Rendition

Oct 24, 2007 at 12:00 am

At once immensely earnest and sharply disingenuous, Rendition aims to be a smart political thriller with a conscience, and falls short of the mark. As a senator who's both the voice of moral authority and the embodiment of political finessing, Alan Arkin booms that if he took on the administration and intelligence community over "extraordinary rendition," the test case would have to be rock solid. So too, audiences looking for a movie that encapsulates the topsy-turvy morality of the fear-fueled policies of the Bush administration will just have to wait. This isn't it.

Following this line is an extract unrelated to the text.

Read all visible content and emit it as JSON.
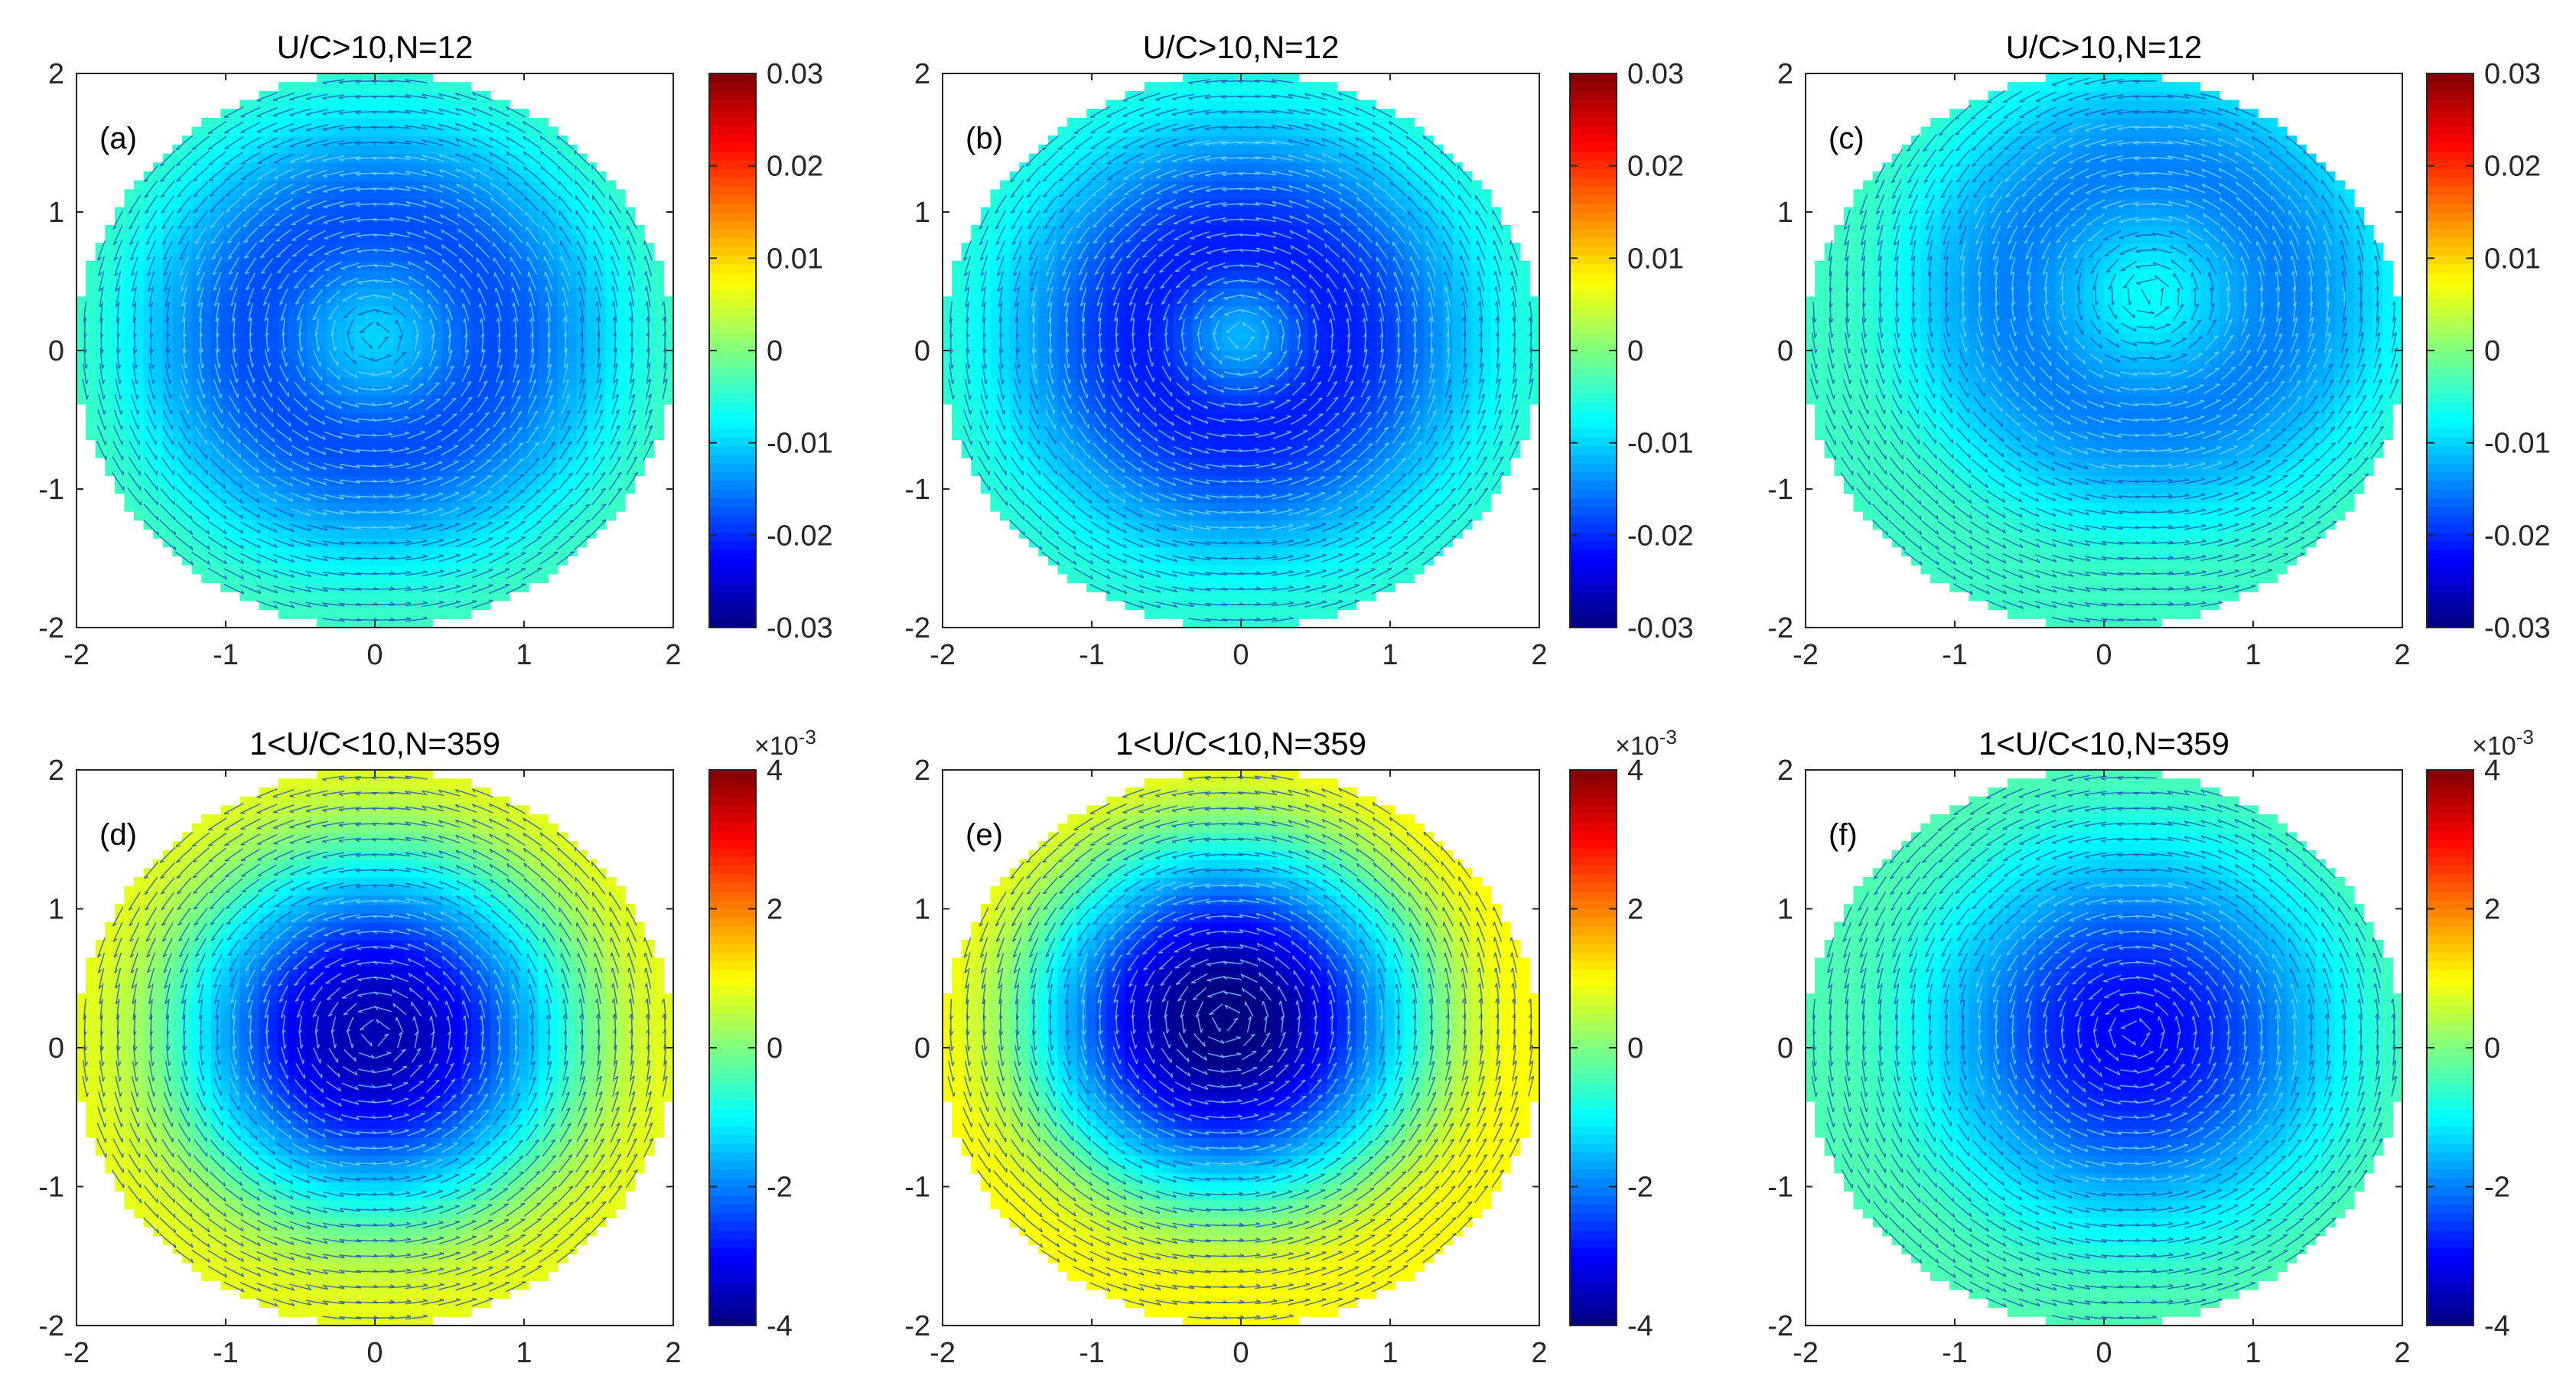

There are flashes of bravery in Gavin Hood's robust direction. The South African native (who won an Oscar for Tsotsi) expertly contrasts the American life of Anwar El-Ibrahimi (Omar Metwally) — whose very pregnant wife Isabella (Reese Witherspoon) launches a one-woman campaign to find him after he fails to return from a chemical engineering conference — with the underground world he's disappeared into, one that employs the guilty-until-proved-guiltier tactics of rendition and torture.

The anguished apple pie face of the petite Witherspoon, framed between the shoulders of Capitol Police officers as she pleads for answers from Meryl Streep's CIA bigwig, is a potent image of the impotence of ordinary Americans.

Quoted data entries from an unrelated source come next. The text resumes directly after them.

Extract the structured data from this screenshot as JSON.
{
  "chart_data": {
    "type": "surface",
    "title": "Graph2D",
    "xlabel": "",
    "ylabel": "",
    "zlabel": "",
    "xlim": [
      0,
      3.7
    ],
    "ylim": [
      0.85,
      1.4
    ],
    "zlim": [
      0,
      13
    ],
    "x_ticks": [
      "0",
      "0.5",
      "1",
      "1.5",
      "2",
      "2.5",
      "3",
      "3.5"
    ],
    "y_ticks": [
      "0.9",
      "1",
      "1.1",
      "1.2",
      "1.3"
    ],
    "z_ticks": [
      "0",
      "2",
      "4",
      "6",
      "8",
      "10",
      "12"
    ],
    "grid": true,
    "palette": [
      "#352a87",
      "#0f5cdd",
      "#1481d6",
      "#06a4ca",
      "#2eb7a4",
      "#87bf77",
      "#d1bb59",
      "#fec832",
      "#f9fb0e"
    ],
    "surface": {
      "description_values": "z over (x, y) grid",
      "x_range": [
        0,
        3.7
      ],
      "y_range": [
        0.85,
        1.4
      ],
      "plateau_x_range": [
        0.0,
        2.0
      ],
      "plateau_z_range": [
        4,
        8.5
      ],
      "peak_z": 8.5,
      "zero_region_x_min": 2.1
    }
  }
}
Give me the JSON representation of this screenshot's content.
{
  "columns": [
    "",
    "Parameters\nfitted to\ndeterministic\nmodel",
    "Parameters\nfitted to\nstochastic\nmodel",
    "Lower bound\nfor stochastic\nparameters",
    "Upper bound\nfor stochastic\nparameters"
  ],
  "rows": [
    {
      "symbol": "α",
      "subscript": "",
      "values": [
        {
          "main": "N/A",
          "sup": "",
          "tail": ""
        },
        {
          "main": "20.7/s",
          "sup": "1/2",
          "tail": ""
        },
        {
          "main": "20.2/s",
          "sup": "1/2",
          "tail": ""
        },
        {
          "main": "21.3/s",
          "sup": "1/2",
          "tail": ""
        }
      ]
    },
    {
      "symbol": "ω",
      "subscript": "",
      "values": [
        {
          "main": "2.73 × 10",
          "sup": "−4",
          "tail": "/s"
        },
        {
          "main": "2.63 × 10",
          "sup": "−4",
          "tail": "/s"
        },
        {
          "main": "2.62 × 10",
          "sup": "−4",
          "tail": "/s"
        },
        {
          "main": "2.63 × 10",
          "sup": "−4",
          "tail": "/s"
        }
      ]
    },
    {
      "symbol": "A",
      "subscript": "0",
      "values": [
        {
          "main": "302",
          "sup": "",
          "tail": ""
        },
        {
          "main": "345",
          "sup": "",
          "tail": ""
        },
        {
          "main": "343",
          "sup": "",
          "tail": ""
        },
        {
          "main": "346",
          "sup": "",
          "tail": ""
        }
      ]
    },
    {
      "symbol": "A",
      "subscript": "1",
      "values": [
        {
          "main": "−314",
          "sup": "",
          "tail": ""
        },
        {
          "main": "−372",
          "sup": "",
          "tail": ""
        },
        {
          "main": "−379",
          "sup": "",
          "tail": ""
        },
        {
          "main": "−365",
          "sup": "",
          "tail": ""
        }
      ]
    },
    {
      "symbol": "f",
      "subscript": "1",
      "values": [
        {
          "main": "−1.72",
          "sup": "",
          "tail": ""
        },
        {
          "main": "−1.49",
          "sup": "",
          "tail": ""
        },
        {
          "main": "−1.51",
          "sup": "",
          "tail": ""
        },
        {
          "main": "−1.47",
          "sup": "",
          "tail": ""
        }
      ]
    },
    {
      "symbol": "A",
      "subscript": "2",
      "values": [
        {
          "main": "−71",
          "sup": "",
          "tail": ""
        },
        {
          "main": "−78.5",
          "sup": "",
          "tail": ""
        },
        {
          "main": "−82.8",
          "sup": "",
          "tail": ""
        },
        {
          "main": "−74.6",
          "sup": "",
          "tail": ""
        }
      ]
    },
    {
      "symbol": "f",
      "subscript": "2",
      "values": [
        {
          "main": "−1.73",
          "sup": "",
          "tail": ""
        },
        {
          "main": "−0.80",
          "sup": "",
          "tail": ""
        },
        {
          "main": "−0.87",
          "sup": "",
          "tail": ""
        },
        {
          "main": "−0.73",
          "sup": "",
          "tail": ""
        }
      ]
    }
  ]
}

But there's an inherent cynicism here: Isabella lends her Egyptian-born husband the presumption of innocence that was stripped away when he was transported to a secret prison in an unnamed North African city (filmed in Marrakech, Morocco).

To a fault, screenwriter Kelley Sane contrasts governmental policy with the microcosm of family, and manages to trivialize both in the process. That's especially true of the relationship between the forceful Abasi Fawal (Igal Naor), who runs that prison, and his rebellious daughter Fatima (Zineb Oukach), who doesn't know her new boyfriend, Khalid (Moa Khouas), as well as she thinks.

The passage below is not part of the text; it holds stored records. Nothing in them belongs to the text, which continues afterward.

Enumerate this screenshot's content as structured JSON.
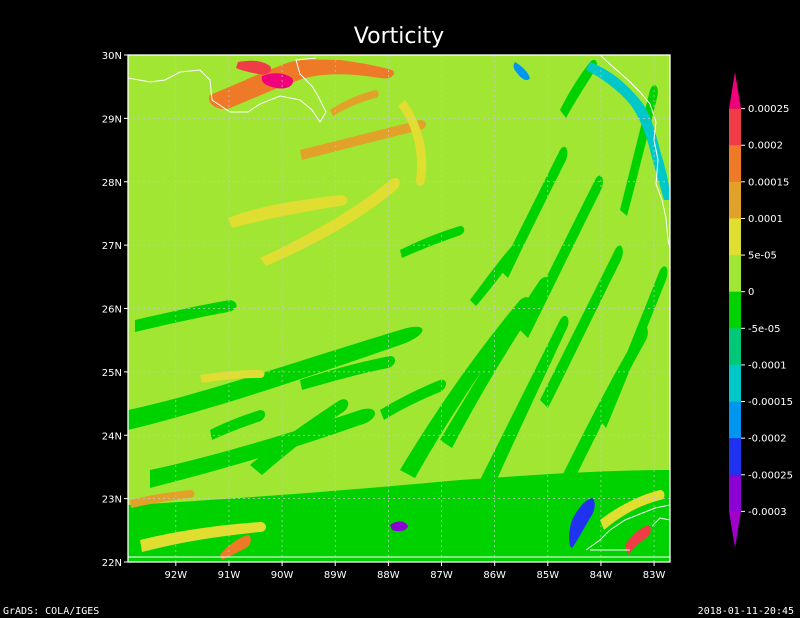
{
  "title": "Vorticity",
  "footer": {
    "left": "GrADS: COLA/IGES",
    "right": "2018-01-11-20:45"
  },
  "map": {
    "lon_labels": [
      "92W",
      "91W",
      "90W",
      "89W",
      "88W",
      "87W",
      "86W",
      "85W",
      "84W",
      "83W"
    ],
    "lat_labels": [
      "30N",
      "29N",
      "28N",
      "27N",
      "26N",
      "25N",
      "24N",
      "23N",
      "22N"
    ],
    "lon_range": [
      -92.9,
      -82.7
    ],
    "lat_range": [
      22.0,
      30.0
    ],
    "grid": true,
    "coastline_color": "#ffffff",
    "grid_color": "#c8c8c8"
  },
  "colorbar": {
    "labels": [
      "0.00025",
      "0.0002",
      "0.00015",
      "0.0001",
      "5e-05",
      "0",
      "-5e-05",
      "-0.0001",
      "-0.00015",
      "-0.0002",
      "-0.00025",
      "-0.0003"
    ],
    "colors": [
      "#f0007a",
      "#f03c46",
      "#ee7a28",
      "#e2a22a",
      "#e0de30",
      "#a0e632",
      "#00d200",
      "#00c878",
      "#00c8c8",
      "#0096f0",
      "#1e32f0",
      "#8c00d2",
      "#a000c8"
    ]
  },
  "field": {
    "background_color": "#a0e632",
    "negative_color": "#00d200",
    "positive_color": "#e0de30",
    "strong_positive_color": "#e2a22a",
    "very_strong_positive_colors": [
      "#ee7a28",
      "#f03c46",
      "#f0007a"
    ],
    "strong_negative_colors": [
      "#00c8c8",
      "#0096f0",
      "#1e32f0",
      "#8c00d2"
    ]
  }
}
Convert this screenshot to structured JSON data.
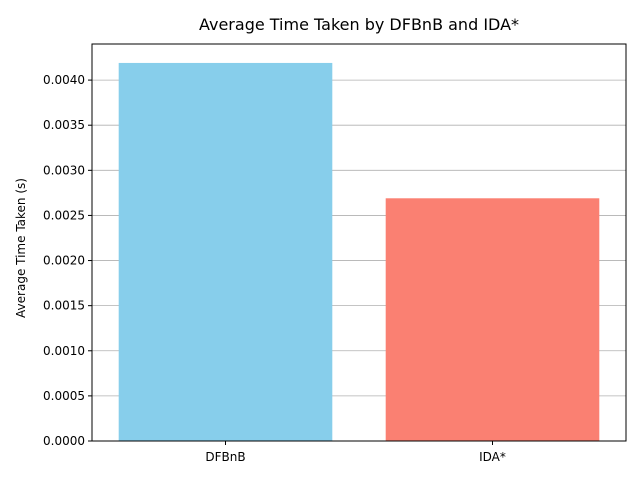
{
  "chart_data": {
    "type": "bar",
    "title": "Average Time Taken by DFBnB and IDA*",
    "xlabel": "",
    "ylabel": "Average Time Taken (s)",
    "categories": [
      "DFBnB",
      "IDA*"
    ],
    "values": [
      0.00419,
      0.00269
    ],
    "bar_colors": [
      "#87ceeb",
      "#fa8072"
    ],
    "ylim": [
      0,
      0.0044
    ],
    "yticks": [
      "0.0000",
      "0.0005",
      "0.0010",
      "0.0015",
      "0.0020",
      "0.0025",
      "0.0030",
      "0.0035",
      "0.0040"
    ],
    "grid": "y-major",
    "legend": "none"
  }
}
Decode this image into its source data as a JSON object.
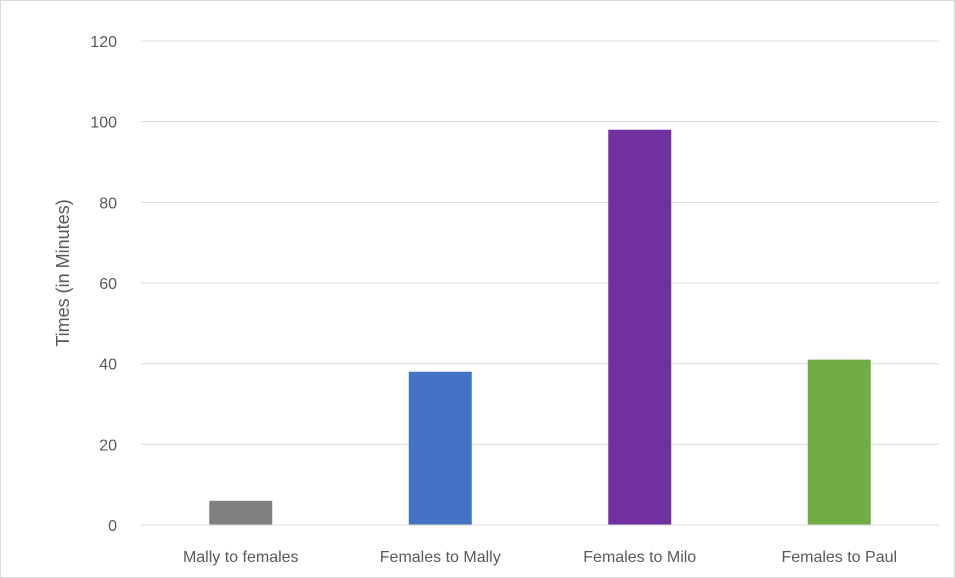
{
  "chart_data": {
    "type": "bar",
    "title": "",
    "xlabel": "",
    "ylabel": "Times (in Minutes)",
    "categories": [
      "Mally to females",
      "Females to Mally",
      "Females to Milo",
      "Females to Paul"
    ],
    "values": [
      6,
      38,
      98,
      41
    ],
    "colors": [
      "#808080",
      "#4472C4",
      "#7030A0",
      "#70AD47"
    ],
    "ylim": [
      0,
      120
    ],
    "yticks": [
      "0",
      "20",
      "40",
      "60",
      "80",
      "100",
      "120"
    ],
    "grid": true,
    "legend": "none"
  }
}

A suicide bomb attack against Abasi leads to Anwar's imprisonment, and brings comfortably numb CIA analyst Douglas Freeman (Jake Gyllenhaal) to the forefront. In a story that demands self-sacrifice from nearly everyone, Freeman is Rendition's designated hero, the quiet American who finally speaks up.

A mash-up of political intrigue and personal recriminations that never coalesces into anything more than ripped-from-the-headlines melodrama, Rendition nonetheless treats its characters with a welcome equanimity. No one discusses evil. There's just a quiet resignation, the knowledge that tragedy will be commonplace for the foreseeable future.